Wednesday, 29 August 2007

Love and preparation

Over on his blog, Mark Sanborn quotes Joel Weldon:

“You prepare for what you love.”

I was thinking about this as I prepared for a meeting today - I was on the train travelling to the venue as I was reading the material. Just another routine meeting among dozens in every month. No fuss, minimum preparation - go in, hope there are no difficult questions, go home, file the papers... ready for the next meeting. As it happens, this isn't a meeting that would fall into the category of 'loved'.

Anyway, I think that I want to modify the quotation from Weldon.
For me, it's more a case of degrees of preparedness:

  • We willingly and eagerly prepare for what we truly love;
  • We reluctantly prepare for what we deem to be necessary;
  • We 'wing it' for what we consider to be without value, but inescapable.
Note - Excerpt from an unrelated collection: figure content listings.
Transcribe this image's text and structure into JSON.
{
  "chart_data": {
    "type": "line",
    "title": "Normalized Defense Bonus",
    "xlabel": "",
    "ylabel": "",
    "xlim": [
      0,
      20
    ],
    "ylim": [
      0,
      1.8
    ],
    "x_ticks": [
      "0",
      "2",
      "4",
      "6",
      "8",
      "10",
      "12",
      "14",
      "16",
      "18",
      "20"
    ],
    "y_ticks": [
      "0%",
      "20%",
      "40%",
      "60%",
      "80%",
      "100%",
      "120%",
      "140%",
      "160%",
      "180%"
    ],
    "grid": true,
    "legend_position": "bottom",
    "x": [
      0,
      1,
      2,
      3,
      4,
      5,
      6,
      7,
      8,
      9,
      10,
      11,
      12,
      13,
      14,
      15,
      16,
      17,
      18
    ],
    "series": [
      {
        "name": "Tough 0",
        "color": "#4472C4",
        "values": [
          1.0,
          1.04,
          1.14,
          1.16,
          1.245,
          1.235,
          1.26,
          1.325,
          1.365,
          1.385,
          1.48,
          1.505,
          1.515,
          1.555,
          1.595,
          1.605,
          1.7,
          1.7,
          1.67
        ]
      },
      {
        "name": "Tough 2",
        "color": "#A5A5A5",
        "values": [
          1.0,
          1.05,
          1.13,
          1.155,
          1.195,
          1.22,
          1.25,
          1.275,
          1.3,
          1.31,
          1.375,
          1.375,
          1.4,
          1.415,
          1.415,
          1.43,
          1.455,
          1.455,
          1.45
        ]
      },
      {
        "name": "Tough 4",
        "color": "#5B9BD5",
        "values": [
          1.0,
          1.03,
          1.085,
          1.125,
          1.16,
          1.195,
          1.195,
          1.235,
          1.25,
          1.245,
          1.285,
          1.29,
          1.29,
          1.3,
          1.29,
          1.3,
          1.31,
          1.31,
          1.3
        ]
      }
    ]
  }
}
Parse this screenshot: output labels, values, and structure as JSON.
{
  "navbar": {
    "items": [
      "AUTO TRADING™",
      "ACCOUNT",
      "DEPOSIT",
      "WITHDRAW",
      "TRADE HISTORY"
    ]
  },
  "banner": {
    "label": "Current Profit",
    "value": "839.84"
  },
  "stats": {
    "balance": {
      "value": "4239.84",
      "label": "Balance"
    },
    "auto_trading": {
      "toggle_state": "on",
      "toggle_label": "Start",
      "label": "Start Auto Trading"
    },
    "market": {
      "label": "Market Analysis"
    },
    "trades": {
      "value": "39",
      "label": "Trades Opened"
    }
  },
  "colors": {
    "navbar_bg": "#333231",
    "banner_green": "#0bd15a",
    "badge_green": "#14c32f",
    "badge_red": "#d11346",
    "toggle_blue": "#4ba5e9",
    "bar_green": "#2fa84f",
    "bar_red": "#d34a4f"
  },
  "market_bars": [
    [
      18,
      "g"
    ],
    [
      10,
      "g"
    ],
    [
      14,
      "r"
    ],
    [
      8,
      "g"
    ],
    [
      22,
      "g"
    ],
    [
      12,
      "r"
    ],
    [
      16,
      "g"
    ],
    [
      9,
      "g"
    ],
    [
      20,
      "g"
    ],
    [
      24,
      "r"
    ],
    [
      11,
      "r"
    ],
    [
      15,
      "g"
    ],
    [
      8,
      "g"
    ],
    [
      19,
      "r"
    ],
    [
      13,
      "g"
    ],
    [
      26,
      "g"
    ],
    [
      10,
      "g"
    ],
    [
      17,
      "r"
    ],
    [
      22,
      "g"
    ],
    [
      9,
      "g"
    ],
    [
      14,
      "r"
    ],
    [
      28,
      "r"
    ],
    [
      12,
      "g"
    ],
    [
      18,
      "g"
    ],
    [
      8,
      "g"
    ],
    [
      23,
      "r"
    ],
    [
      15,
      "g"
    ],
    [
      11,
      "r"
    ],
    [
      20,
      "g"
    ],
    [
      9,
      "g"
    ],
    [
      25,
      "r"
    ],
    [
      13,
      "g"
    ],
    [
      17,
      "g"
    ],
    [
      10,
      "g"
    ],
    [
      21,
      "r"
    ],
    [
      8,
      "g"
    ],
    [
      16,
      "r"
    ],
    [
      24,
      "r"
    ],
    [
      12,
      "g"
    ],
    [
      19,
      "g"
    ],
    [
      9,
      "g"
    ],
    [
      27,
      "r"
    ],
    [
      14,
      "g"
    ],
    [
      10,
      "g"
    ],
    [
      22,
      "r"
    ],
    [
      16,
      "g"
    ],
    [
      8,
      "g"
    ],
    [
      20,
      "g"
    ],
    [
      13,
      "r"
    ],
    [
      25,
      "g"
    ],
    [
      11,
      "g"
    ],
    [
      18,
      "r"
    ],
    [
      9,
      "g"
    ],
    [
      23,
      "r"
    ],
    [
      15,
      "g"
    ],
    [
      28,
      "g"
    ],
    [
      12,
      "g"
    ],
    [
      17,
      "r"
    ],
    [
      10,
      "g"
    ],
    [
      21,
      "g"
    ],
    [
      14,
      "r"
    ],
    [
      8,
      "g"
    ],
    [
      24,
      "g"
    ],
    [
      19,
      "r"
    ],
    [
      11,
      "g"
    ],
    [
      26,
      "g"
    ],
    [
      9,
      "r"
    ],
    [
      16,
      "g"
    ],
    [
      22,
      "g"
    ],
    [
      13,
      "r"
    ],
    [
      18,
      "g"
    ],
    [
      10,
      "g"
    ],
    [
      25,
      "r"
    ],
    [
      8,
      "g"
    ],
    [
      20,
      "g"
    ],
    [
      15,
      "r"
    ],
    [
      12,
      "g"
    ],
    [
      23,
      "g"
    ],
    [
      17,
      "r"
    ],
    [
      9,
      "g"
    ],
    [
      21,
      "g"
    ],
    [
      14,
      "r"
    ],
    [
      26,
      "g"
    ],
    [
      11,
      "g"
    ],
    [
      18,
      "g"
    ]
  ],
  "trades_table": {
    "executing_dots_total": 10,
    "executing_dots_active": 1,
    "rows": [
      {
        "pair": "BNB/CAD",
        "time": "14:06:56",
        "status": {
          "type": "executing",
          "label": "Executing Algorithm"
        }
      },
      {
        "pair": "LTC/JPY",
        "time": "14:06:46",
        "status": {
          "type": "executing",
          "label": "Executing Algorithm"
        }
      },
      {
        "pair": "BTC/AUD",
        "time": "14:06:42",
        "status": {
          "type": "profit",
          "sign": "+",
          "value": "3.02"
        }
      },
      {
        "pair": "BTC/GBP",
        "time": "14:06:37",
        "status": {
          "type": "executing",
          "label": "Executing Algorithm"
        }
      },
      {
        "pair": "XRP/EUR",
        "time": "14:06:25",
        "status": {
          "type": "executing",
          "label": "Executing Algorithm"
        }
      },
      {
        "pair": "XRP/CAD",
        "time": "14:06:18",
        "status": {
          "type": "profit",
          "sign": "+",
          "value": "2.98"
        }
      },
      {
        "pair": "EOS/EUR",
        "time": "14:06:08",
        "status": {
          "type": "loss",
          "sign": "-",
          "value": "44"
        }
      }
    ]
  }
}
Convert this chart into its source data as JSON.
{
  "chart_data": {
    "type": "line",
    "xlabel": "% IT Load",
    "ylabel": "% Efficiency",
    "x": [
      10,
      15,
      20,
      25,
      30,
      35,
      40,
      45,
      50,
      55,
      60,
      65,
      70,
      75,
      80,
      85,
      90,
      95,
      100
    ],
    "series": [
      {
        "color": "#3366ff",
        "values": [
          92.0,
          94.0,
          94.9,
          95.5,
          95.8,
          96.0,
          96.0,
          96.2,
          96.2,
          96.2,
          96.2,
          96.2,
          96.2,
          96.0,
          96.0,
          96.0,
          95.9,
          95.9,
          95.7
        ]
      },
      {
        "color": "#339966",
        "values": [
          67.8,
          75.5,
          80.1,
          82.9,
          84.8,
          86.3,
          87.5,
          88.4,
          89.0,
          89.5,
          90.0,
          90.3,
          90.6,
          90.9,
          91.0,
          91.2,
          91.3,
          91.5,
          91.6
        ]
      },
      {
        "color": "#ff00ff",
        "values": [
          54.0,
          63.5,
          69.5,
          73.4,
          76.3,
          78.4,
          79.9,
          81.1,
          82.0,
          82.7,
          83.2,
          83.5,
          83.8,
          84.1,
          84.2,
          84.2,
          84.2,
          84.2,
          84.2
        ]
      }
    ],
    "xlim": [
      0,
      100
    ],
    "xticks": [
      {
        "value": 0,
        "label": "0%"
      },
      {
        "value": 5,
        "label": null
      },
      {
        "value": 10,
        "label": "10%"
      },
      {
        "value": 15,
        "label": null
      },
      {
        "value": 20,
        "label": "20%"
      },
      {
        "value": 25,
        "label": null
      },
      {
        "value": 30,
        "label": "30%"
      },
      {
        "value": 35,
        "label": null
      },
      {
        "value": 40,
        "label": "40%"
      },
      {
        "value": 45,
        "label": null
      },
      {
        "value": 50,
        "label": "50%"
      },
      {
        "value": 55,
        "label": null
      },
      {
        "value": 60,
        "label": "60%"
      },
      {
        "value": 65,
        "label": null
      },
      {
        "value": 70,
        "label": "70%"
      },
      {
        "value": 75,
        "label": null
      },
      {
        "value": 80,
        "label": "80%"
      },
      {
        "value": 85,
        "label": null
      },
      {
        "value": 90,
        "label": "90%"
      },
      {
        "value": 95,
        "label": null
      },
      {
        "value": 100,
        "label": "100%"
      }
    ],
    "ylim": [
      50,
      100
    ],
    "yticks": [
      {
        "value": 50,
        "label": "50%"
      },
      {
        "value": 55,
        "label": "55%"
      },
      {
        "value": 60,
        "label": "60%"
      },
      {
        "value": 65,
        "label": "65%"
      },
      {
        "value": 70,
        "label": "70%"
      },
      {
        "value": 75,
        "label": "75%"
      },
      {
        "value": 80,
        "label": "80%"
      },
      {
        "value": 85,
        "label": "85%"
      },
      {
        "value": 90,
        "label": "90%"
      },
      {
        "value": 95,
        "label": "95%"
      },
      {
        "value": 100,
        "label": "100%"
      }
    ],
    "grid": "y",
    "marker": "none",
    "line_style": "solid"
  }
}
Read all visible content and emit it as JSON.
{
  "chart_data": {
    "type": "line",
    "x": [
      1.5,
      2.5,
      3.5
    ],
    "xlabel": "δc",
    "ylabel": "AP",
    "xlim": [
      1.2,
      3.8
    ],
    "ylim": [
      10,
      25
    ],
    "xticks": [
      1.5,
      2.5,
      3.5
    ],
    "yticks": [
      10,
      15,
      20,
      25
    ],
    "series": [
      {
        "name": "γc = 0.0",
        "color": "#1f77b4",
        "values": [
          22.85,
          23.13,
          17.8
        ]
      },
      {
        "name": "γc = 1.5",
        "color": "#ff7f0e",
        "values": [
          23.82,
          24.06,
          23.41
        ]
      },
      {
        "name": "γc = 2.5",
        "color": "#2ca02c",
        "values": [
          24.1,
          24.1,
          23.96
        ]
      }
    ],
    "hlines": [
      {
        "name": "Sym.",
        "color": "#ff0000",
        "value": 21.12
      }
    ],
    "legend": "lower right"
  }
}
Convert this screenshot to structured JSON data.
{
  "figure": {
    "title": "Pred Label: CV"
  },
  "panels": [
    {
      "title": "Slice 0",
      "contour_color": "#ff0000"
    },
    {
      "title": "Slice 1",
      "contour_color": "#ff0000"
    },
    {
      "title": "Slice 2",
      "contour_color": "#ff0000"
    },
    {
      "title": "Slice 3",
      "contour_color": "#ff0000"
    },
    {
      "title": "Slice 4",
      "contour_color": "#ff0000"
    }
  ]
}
There may be other degrees - but I think that it's about recognising our attitude towards something - meeting, presentation, Bible Study, family celebration - by the way that we approach it. In my emerging thoughts about developing daily discipline (DDD), it's also about what we do after the event - do we review it, do we follow up actions, do we reflect and learn?

And also, is our preparation attitude reflected in the way we behave within a situation?

So what does this say to me about last night's church meeting? Hmmm... reflection needed!

1 comment:

Mark said...

Well said! I agree with you that the amount of preparation we make should be directly related to the , people, activities and outcomes we value. A perfectionist is someone who invests the same level of time, energy and commitment to a task regardless of the value of that task.